Empathy forms in childhood and adolescence. It is a rite of passage that youngsters undergo as they move from the narcissistic me that is at the centre of their universe into the integration of the other - and the other's needs and requirements. It's got nothing to do with having kids and everything to do with how it was when you were a kid. And if it was good, and you personality is not particularly blunt and horrible and mean and shitty and just cause no one likes you, and you are going to make sure that you are as revolting as possible anyway like who cares, no one likes you - so it goes that the pathalogical solipsisms of your universe fracture and then.....wait a minute....

Anyway, I'm laying bets on the Daddy Dearest memoirs at 14 max.

Ampersand Duck said...

That was a trip down memory lane! Gosh, can't believe 2006 feels so long ago.

But noice one, yes we did have a lucky escape from Latham, and I feel lucky being able to read your words regularly.

Red Horse said...

Your 2006 post is fantastic in so many ways (content, craft, tone - to name only a few).

So why is it, Pav, that I don't see your writing published more often, in essay form? The Monthly springs to mind but any of the Lit Mags would be lucky to have your work.
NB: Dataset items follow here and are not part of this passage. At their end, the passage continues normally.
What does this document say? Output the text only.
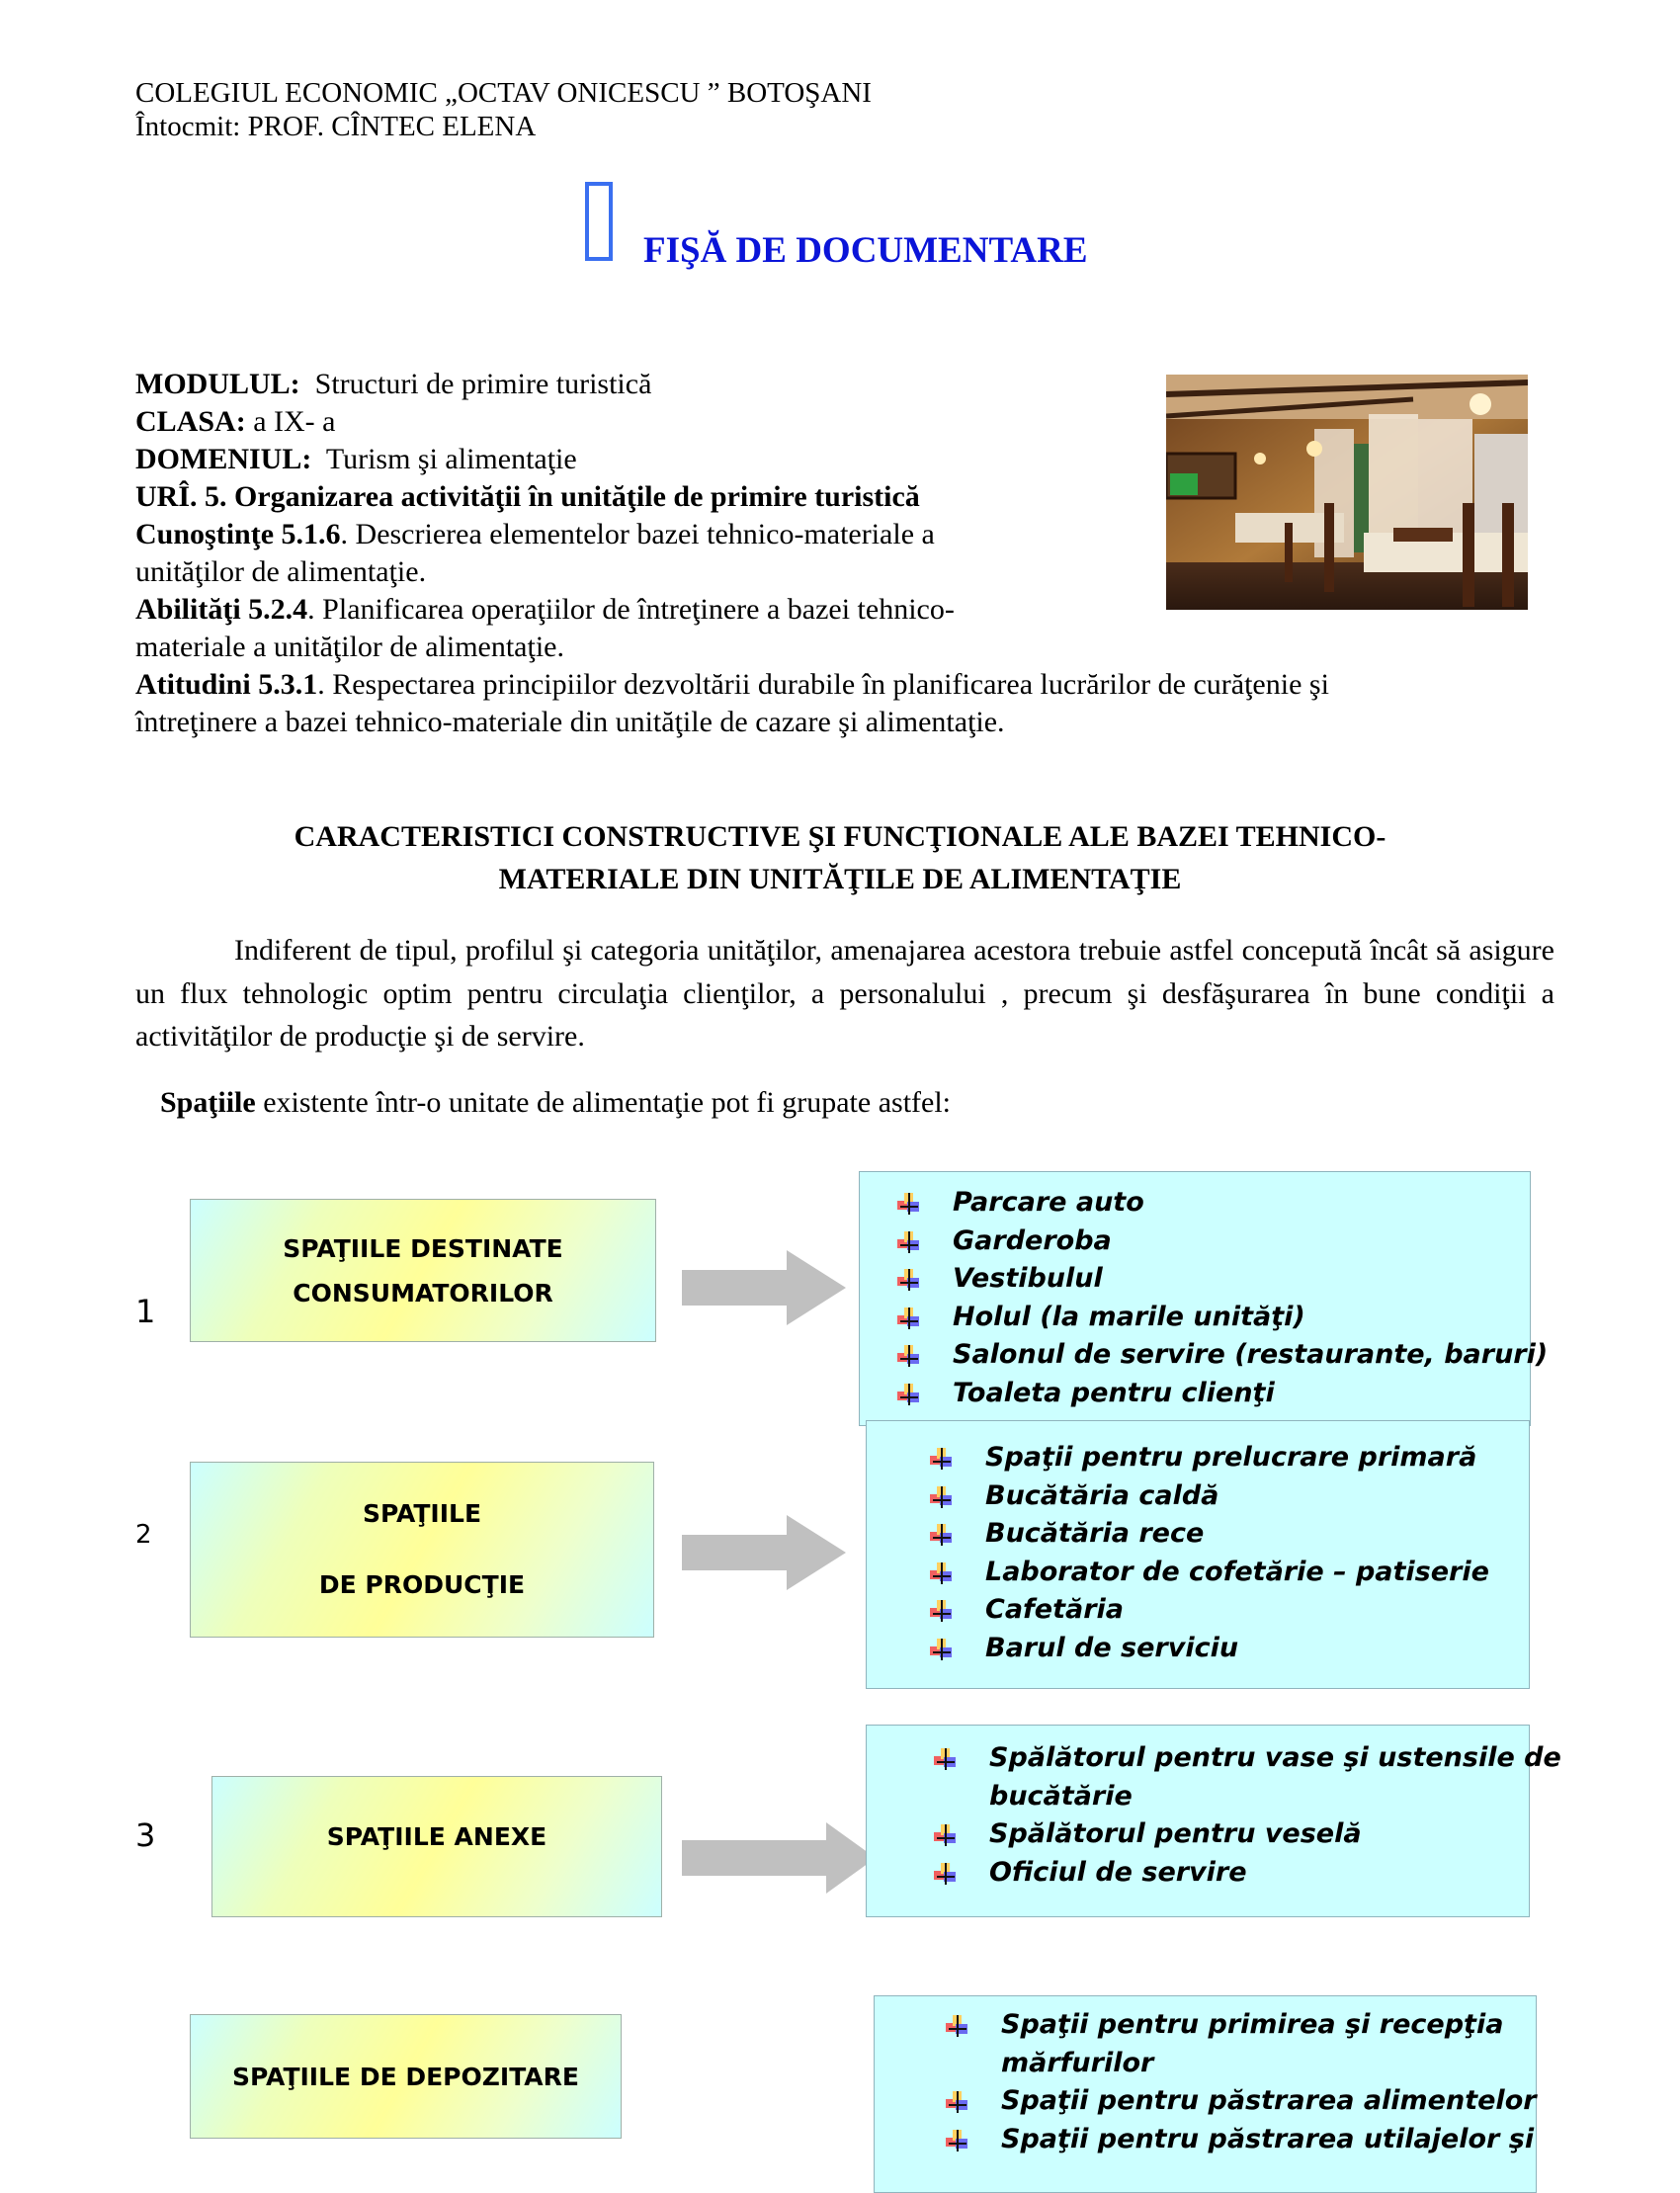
COLEGIUL ECONOMIC „OCTAV ONICESCU ” BOTOŞANI
Întocmit: PROF. CÎNTEC ELENA
FIŞĂ DE DOCUMENTARE
MODULUL: Structuri de primire turistică
CLASA: a IX- a
DOMENIUL: Turism şi alimentaţie
URÎ. 5. Organizarea activităţii în unităţile de primire turistică
Cunoştinţe 5.1.6. Descrierea elementelor bazei tehnico-materiale a
unităţilor de alimentaţie.
Abilităţi 5.2.4. Planificarea operaţiilor de întreţinere a bazei tehnico-
materiale a unităţilor de alimentaţie.
Atitudini 5.3.1. Respectarea principiilor dezvoltării durabile în planificarea lucrărilor de curăţenie şi
întreţinere a bazei tehnico-materiale din unităţile de cazare şi alimentaţie.
CARACTERISTICI CONSTRUCTIVE ŞI FUNCŢIONALE ALE BAZEI TEHNICO-
MATERIALE DIN UNITĂŢILE DE ALIMENTAŢIE
Indiferent de tipul, profilul şi categoria unităţilor, amenajarea acestora trebuie astfel concepută încât să asigure un flux tehnologic optim pentru circulaţia clienţilor, a personalului , precum şi desfăşurarea în bune condiţii a activităţilor de producţie şi de servire.
Spaţiile existente într-o unitate de alimentaţie pot fi grupate astfel:
1
SPAŢIILE DESTINATE
CONSUMATORILOR
Parcare auto
Garderoba
Vestibulul
Holul (la marile unităţi)
Salonul de servire (restaurante, baruri)
Toaleta pentru clienţi
2
SPAŢIILE
DE PRODUCŢIE
Spaţii pentru prelucrare primară
Bucătăria caldă
Bucătăria rece
Laborator de cofetărie – patiserie
Cafetăria
Barul de serviciu
3	SPAŢIILE ANEXE
Spălătorul pentru vase şi ustensile de
bucătărie
Spălătorul pentru veselă
Oficiul de servire
SPAŢIILE DE DEPOZITARE
Spaţii pentru primirea şi recepţia
mărfurilor
Spaţii pentru păstrarea alimentelor
Spaţii pentru păstrarea utilajelor şi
Perhaps you do, and I don't subscribe to the right magazines? Or perhaps you submit work and are rebuffed? Or perhaps they ask you for work and you rebuff them?

I'm curious because (a) I'd love to see your writing to have a wider audience but also because (b) I'm tired of reading opinion pieces by the same old white men.
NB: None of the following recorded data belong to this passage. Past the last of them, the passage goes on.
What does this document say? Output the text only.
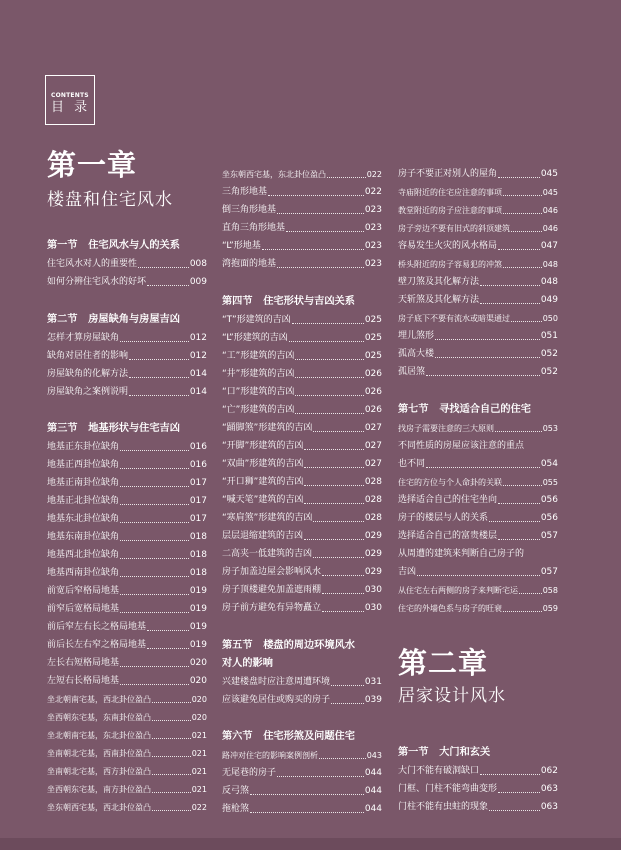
CONTENTS
目 录
第一章
楼盘和住宅风水
第一节 住宅风水与人的关系
住宅风水对人的重要性	008
如何分辨住宅风水的好坏	009
第二节 房屋缺角与房屋吉凶
怎样才算房屋缺角	012
缺角对居住者的影响	012
房屋缺角的化解方法	014
房屋缺角之案例说明	014
第三节 地基形状与住宅吉凶
地基正东卦位缺角	016
地基正西卦位缺角	016
地基正南卦位缺角	017
地基正北卦位缺角	017
地基东北卦位缺角	017
地基东南卦位缺角	018
地基西北卦位缺角	018
地基西南卦位缺角	018
前宽后窄格局地基	019
前窄后宽格局地基	019
前后窄左右长之格局地基	019
前后长左右窄之格局地基	019
左长右短格局地基	020
左短右长格局地基	020
坐北朝南宅基，西北卦位盈凸	020
坐西朝东宅基，东南卦位盈凸	020
坐北朝南宅基，东北卦位盈凸	021
坐南朝北宅基，西南卦位盈凸	021
坐南朝北宅基，西方卦位盈凸	021
坐西朝东宅基，南方卦位盈凸	021
坐东朝西宅基，西北卦位盈凸	022
坐东朝西宅基，东北卦位盈凸	022
三角形地基	022
倒三角形地基	023
直角三角形地基	023
“L”形地基	023
湾抱面的地基	023
第四节 住宅形状与吉凶关系
“T”形建筑的吉凶	025
“L”形建筑的吉凶	025
“工”形建筑的吉凶	025
“井”形建筑的吉凶	026
“口”形建筑的吉凶	026
“亡”形建筑的吉凶	026
“踊脚煞”形建筑的吉凶	027
“开脚”形建筑的吉凶	027
“双曲”形建筑的吉凶	027
“开口狮”建筑的吉凶	028
“喊天笔”建筑的吉凶	028
“寒肩煞”形建筑的吉凶	028
层层退缩建筑的吉凶	029
二高夹一低建筑的吉凶	029
房子加盖边屋会影响风水	029
房子顶楼避免加盖遮雨棚	030
房子前方避免有异物矗立	030
第五节 楼盘的周边环境风水
对人的影响
兴建楼盘时应注意周遭环境	031
应该避免居住或购买的房子	039
第六节 住宅形煞及问题住宅
路冲对住宅的影响案例剖析	043
无尾巷的房子	044
反弓煞	044
拖枪煞	044
房子不要正对别人的屋角	045
寺庙附近的住宅应注意的事项	045
教堂附近的房子应注意的事项	046
房子旁边不要有旧式的斜顶建筑	046
容易发生火灾的风水格局	047
桥头附近的房子容易犯的冲煞	048
壁刀煞及其化解方法	048
天斩煞及其化解方法	049
房子底下不要有流水或暗渠通过	050
埋儿煞形	051
孤高大楼	052
孤居煞	052
第七节 寻找适合自己的住宅
找房子需要注意的三大原则	053
不同性质的房屋应该注意的重点
也不同	054
住宅的方位与个人命卦的关联	055
选择适合自己的住宅坐向	056
房子的楼层与人的关系	056
选择适合自己的富贵楼层	057
从周遭的建筑来判断自己房子的
吉凶	057
从住宅左右两侧的房子来判断宅运	058
住宅的外墙色系与房子的旺衰	059
第二章
居家设计风水
第一节 大门和玄关
大门不能有破洞缺口	062
门框、门柱不能弯曲变形	063
门柱不能有虫蛀的现象	063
And (she says, zooming completely off topic now) I'm also tired of opening the book review pages and/or mags to see review after review written by men. As if I need more men telling me what to think and read.

Why is it so?

Kerryn Goldsworthy said...

Red Horse, thank you for those very kind words.

Paradoxically, actually making a living as a writer often entails doing the sort of work that doesn't show up nationally the way individual essays do. I had a lot more essays published when I didn't have my lovely, regularly paid job writing short book reviews for the Sydney Morning Herald, which I've been doing for over four years now and which I really like, especially the challenge of trying to say something interesting and useful in a small space -- it's like trying to write a sonnet. Before that I initially had a regular gig with the Monthly writing about TV and also writing longer things, but that relationship soured after the editor change and a difference of opinion over a commissioned essay that I spent a month researching and writing, that was then was spiked, and for which I was paid no kill fee. That's the only piece I've ever had rejected, mainly because I almost never submit stuff -- I'm in the fortunate position of getting offered enough work to keep me very busy and not to have the luxury of writing something on spec. When I can or want to do that, I do it on the blog, for pleasure. Writing to commissions and deadlines is a compromised pleasure and often very stressful.

There've been two big projects that have overlapped with that: working as a section editor on the Macquarie Anthology of Australian Literature from 2006-2008, involving untold reading and research and 45,000 words of introductory essay and writer biographies; and then spending the last year writing the book on Adelaide for UNSW Press's series on capital cities, which praise the Lord is now with the editor and which was an amazing experience to write.

Re book reviews: subscribe to Australian Book Review or read the limited online edition, if you don't already; they've got a better track record with gender balance than any of the other reviews journals/pages and it's a really good literary mag generally.